Is it tough to set up your own blog? I'm not very techincal but I can figure
things out pretty fast. I'm thinking about making my own but I'm not sure
where to begin. Do you have any ideas or suggestions?
With thanks

My site Backlinks

那么网信办回复了你们吗?

good Share what you're watching and just what feels you more interested https://mobdrodownloads.com Using below link you can download Mobdro 1.2.446 APK 2015.nice.

You can see more at Three people founded GreatFire.org in 2011 without any help from any external organizations. We were dissatisfied with Internet censorship in China and healthoffset.com decided to fight against it. We are not anti-China but we are anti-censorship in China. Please take the time to read more about the history of our organization

good to date functions such as songs streaming, showbox as well as set up the apk variation of Showbox application. best.

So if you want to view you fevorite TV shows like https://iterrariumtv.com which is readily available for Android as well as.

You can easily check modem settings with https://www.192-168-l-l.net/ and router setup also.

tubidy tunes most recent included mp3s by tubidy mp3 tracks. tubidy.mobi would certainly be much better referred as the heaven for

else method to install your TV gamer on IOS.However, You TV Player you TV player is out Google play store as well as you have.

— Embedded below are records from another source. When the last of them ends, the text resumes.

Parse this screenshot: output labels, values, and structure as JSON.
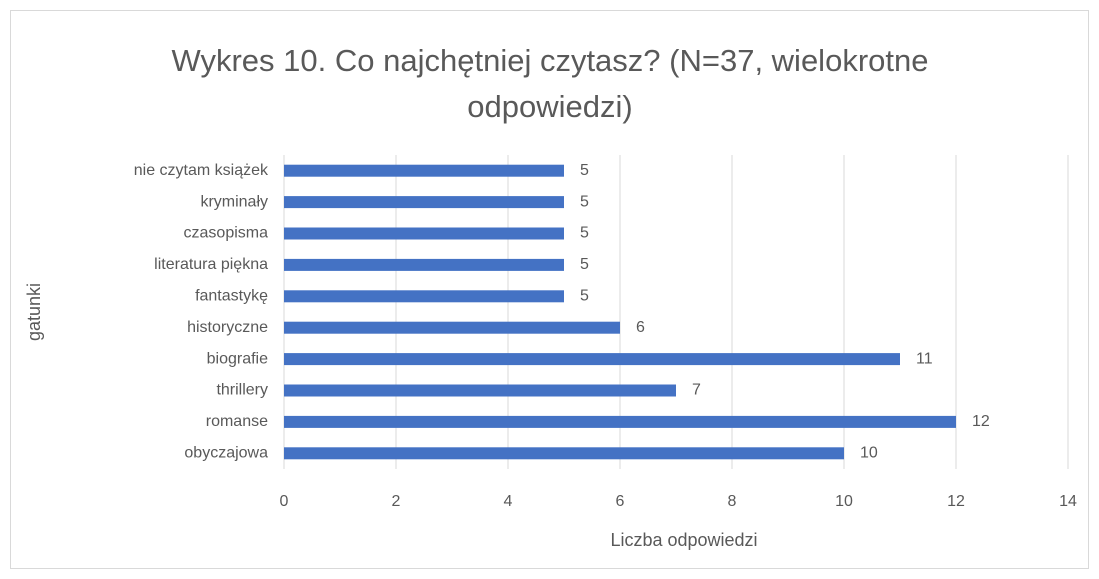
{
  "chart_data": {
    "type": "bar",
    "orientation": "horizontal",
    "title": "Wykres 10. Co najchętniej czytasz? (N=37, wielokrotne odpowiedzi)",
    "x_label": "Liczba odpowiedzi",
    "y_label": "gatunki",
    "categories": [
      "obyczajowa",
      "romanse",
      "thrillery",
      "biografie",
      "historyczne",
      "fantastykę",
      "literatura piękna",
      "czasopisma",
      "kryminały",
      "nie czytam książek"
    ],
    "values": [
      10,
      12,
      7,
      11,
      6,
      5,
      5,
      5,
      5,
      5
    ],
    "color": "#4472c4",
    "xlim": [
      0,
      14
    ],
    "xticks": [
      0,
      2,
      4,
      6,
      8,
      10,
      12,
      14
    ],
    "grid": true
  }
}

Yep! Hope Mr Lu Wei see this letter! He should read it and understand how many difficulties he cause for the users around China. instagram online Thank you for writing the letter!

I am from bangladesh. want to communicate Mr.Lu wei.important.please help guys..my email k.iftakhar@yahoo.com thanks

Add new comment

Filtered HTML

  • Web page addresses and e-mail addresses turn into links automatically.
  • Allowed HTML tags: <a> <em> <strong> <cite> <blockquote> <code> <ul> <ol> <li> <dl> <dt> <dd>
  • Lines and paragraphs break automatically.

Plain text

  • No HTML tags allowed.
  • Web page addresses and e-mail addresses turn into links automatically.
  • Lines and paragraphs break automatically.
By submitting this form, you accept the Mollom privacy policy.